O processo laboratorial do PrenaTest® 

Análise do teste realizada na Alemanha de acordo com a legislação europeia

Apenas o PrenaTest® foi desenvolvido de acordo com a legislação europeia. O procedimento laboratorial em conformidade com o método de sequenciação massiva aleatória (random massively parallel sequencing (rMPS)) está descrito abaixo, bem como a sua realização no laboratório do nosso parceiro Lifecodexx em Constança, Alemanha.

1. Extração de cffDNA (cell free fetal DNA) da amostra de sangue

Primeiro, o plasma é isolado do sangue materno.

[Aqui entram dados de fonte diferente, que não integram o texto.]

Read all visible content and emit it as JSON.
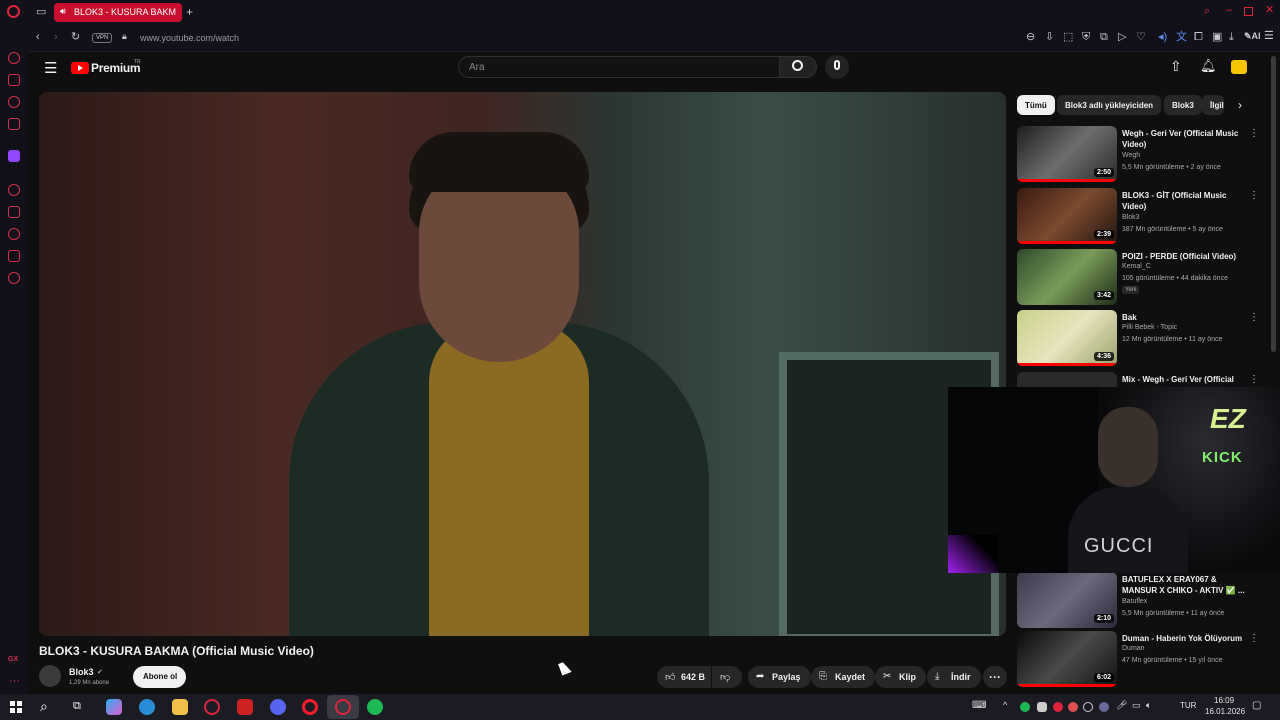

Em seguida, o ADN fetal livre é extraído do plasma. O ADN livre deriva de células maternas e fetais e é extraído conjuntamente.

2. Quantificação do cffDNA

Um pré-requisito para o sucesso da análise é um nível de ADN fetal de pelo menos 4% (mínimo de 8% no caso de gestações gemelares). Primeiro, a percentagem de ADN fetal livre é calculada a partir da quantidade total. A quantificação é feita utilizando o ensaio QuantYfeX®. Se a percentagem de cffDNA for muito baixa, recomenda-se que seja posteriormente recolhida uma nova amostra de sangue para repetição do teste.

3. Sequenciação de ADN (sequenciação de nova geração)

Para poder sequenciar o ADN, os fragmentos de ADN que estão presentes em pequenas quantidades são primeiro colocados numa biblioteca genómica e amplificados. Em seguida, o ADN é sequenciado com os mais modernos equipamentos analíticos e utilizando método de sequenciação massiva aleatória. São geradas cerca de 15 milhões de sequências por amostra.

Análise bioinformática dos dados com o software PrenaTest® DAP.plus

4. Análise bioinformática dos dados com o software com marcação CE PrenaTest® DAP.plus

O objetivo é determinar se a quantidade de sequências para o cromossoma analisado excede o intervalo normal encontrado numa amostra euploide, ou seja, numa amostra normal (46,XX ou 46,XY). Os 15 milhões de sequências gerados inicialmente são classificados por comparação com o genoma humano de referência. Desta comparação obtêm-se cerca de 6 milhões de sequências que cumprem os requisitos para posterior análise. Estas sequências distinguem-se por serem únicas no genoma e 100% homólogas com o genoma de referência. A quantidade de sequências associadas a cada cromossoma é, então, determinada. (Fig. Esquerda)

 

Relacionando o número de sequências associadas a cada cromossoma à quantidade total de sequências (cerca de 6 milhões), é então calculado o  z-score . O z-score  é um valor estatístico utilizado para determinar se a amostra testada apresenta uma alteração cromossómica. Os valores limite dos z-scores  – que são utilizados para distinguir um resultado positivo de um negativo diferem para as trissomias 21, 18 e 13 devido a fatores biológicos e analíticos. Para poder determinar uma aneuploidia dos gonossomas (Síndrome de Turner, Triplo X, Klinefelter e XYY) utilizam-se critérios de avaliação adicionais e, portanto, o z-score, por si só, não  tem significado.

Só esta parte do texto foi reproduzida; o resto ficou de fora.